Hoinsky had no trouble raising his two thousand dollars on Kickstarter. In fact, by June 19th, several hundred people had contributed a total of sixteen thousand three hundred and sixty-nine dollars. That day, the fund-raising deadline, a Massachusetts comedian and game developer named Casey Malone wrote a Tumblr post condemning Hoinsky’s project, and asked readers to help get the project taken down. But Kickstarter allowed it to reach fruition. The company explained to Maha Rafi Atal, a journalist for Forbes, that it had been alerted to Hoinsky’s “abhorrent” material, but said that “the material on Reddit did not warrant the irreversible action of canceling the project.”

Then, two days after the deadline, Kickstarter rethought its role. “We were wrong,” the damage-control team wrote. Kickstarter removed the project from view, but explained that it was too late to confiscate the funds. But it is now prohibiting seduction guides, or any “material [that] encourages misogynistic behavior and is inconsistent with our mission of funding creative works,” and it is donating twenty-five thousand dollars to the Rape, Abuse and Incest National Network, an anti-sexual-violence organization. In an interview with the Awl, on June 24th, Hoinsky, who appeared befuddled and humbled, agreed to “re-edit” his book. That same day, he issued an apology on YouTube and announced a partnership with groups that work to prevent sexual assault.

Kickstarter considers itself a creative platform: a supporter, in its words, of “creative works.” That phrase grants philosophical license to the peculiar, the obscene, and the objectionable. And the content that Hoinsky seeks to publish is not hate speech, or illegal. It is simply bad speech: the words are deplorable, with questionable, if not offensive, intent. So the removal of Hoinsky’s project from Kickstarter might initially seem like a violation of free speech. But the right to publish is quite different from the right to speak, particularly on a platform like the Web. It’s the difference between a fundamental right and a market proposition.

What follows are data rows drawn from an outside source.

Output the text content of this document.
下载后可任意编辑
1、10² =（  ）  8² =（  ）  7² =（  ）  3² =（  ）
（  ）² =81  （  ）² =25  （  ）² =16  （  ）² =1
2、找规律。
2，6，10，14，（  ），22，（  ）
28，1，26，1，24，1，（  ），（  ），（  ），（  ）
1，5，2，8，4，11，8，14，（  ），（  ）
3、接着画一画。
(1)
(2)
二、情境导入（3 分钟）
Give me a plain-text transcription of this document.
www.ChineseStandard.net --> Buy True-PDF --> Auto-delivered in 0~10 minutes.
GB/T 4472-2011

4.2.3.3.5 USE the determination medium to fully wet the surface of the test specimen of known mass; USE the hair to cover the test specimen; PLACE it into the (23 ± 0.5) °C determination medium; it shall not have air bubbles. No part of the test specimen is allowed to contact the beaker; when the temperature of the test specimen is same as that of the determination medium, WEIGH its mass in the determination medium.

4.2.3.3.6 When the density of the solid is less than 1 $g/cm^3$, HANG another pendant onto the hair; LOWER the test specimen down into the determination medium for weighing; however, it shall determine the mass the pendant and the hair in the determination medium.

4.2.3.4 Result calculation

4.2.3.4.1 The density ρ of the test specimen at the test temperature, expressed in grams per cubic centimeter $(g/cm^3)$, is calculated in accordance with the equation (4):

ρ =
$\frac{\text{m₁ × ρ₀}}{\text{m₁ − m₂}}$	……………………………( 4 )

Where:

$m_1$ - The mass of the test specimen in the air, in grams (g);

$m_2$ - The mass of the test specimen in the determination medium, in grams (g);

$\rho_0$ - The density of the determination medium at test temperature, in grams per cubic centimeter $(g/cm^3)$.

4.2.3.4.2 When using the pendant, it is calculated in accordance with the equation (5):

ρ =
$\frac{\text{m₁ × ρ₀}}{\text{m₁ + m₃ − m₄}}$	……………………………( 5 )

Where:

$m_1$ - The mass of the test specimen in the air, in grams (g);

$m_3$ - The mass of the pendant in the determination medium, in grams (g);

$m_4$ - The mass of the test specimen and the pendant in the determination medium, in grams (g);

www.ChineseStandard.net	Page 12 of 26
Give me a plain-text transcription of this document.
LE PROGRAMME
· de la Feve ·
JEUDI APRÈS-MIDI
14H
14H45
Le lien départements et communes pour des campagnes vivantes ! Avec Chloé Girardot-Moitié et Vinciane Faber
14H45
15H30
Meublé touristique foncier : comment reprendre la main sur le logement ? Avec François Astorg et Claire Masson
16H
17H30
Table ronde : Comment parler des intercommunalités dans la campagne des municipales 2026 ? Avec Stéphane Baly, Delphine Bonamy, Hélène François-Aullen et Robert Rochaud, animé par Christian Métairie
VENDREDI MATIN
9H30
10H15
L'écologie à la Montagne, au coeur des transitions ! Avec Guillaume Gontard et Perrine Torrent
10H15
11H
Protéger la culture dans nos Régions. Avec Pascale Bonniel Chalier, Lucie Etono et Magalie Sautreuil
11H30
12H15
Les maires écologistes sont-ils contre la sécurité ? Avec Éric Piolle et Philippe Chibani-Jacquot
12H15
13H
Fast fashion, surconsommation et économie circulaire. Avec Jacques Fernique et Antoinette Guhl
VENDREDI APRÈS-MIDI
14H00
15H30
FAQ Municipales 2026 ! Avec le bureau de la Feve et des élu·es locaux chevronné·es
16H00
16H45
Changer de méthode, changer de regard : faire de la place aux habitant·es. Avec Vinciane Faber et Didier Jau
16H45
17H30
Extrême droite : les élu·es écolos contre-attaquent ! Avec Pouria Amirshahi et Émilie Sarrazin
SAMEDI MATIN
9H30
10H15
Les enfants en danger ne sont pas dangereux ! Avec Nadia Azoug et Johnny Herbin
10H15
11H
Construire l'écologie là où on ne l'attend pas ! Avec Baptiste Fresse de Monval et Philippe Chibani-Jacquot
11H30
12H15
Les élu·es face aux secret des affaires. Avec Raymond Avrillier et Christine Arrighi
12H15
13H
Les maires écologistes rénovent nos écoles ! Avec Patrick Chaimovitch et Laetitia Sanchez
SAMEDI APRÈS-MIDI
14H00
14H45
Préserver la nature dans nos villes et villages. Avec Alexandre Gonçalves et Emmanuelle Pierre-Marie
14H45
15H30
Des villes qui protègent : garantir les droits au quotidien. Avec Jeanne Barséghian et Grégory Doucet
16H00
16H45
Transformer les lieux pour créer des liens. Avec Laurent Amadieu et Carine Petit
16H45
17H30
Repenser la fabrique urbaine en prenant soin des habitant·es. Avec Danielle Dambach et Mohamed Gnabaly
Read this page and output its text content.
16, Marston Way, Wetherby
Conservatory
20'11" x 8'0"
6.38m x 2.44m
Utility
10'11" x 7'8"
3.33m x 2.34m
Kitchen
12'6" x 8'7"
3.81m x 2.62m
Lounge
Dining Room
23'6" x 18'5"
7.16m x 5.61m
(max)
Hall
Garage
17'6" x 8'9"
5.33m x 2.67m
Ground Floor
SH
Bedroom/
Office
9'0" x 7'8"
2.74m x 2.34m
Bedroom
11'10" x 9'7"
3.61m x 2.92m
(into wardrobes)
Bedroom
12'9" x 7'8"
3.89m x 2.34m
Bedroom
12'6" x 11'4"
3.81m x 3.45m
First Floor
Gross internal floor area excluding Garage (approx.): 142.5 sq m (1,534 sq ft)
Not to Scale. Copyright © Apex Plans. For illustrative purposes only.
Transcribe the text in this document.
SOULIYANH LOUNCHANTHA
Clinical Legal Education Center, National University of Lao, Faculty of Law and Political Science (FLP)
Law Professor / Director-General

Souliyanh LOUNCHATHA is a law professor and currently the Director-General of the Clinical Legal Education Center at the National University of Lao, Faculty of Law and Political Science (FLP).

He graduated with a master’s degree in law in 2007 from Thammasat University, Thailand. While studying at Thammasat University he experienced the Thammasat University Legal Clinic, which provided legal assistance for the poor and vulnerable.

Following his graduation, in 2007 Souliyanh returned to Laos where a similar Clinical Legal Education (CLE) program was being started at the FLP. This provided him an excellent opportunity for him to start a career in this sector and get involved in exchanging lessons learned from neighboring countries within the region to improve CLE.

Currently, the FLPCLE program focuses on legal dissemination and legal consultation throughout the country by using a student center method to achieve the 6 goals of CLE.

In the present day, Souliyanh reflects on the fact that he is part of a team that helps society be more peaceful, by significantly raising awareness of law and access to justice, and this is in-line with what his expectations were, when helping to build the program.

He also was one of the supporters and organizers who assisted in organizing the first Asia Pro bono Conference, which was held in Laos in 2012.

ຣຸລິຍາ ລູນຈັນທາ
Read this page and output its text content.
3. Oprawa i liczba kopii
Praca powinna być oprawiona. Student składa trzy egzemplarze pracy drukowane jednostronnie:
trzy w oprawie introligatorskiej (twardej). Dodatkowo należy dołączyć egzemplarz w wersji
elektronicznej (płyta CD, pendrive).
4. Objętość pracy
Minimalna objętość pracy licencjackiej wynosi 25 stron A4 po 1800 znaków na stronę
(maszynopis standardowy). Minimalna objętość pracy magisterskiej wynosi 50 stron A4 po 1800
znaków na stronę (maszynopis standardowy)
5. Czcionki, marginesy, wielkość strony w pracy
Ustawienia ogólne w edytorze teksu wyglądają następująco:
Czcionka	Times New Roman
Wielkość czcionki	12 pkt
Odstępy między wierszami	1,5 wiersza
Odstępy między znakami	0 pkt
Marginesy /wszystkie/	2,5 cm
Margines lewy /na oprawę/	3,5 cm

Kickstarter is only the most recent technology company to find itself forced to choose what kind of speech is allowed on its platform. Companies that traffic in the self-expression of their users, like Facebook and Twitter, have frequently been pushed to make difficult choices about the kinds of speech they tolerate, particularly as they have begun to rely on advertising for revenue (advertisers do not want to find their products next to offensive content). Few services promise absolute, unrestricted expression, though Twitter and Tumblr tend to be far more permissive than Facebook. All of the major services have all been pressured at one point in their history to remove some kind of content: Facebook tolerated “pro-rape” groups until an outcry forced their removal; Twitter pulled tweets containing an anti-Semitic hashtag following complaints from the Union of French Jewish Students; and Tumblr has banned blogs that promote eating disorders.

It isn’t Kickstarter’s responsibility to endorse every project that it posts, and it isn't Twitter’s responsibility to stand behind everything that’s tweeted. But their business models are built on the creations of others. Kickstarter skims money off of each successful project. What Kickstarter was made to realize, and what these other companies have already learned, is that when you profit from something, even if you don’t condone it, you’re complicit.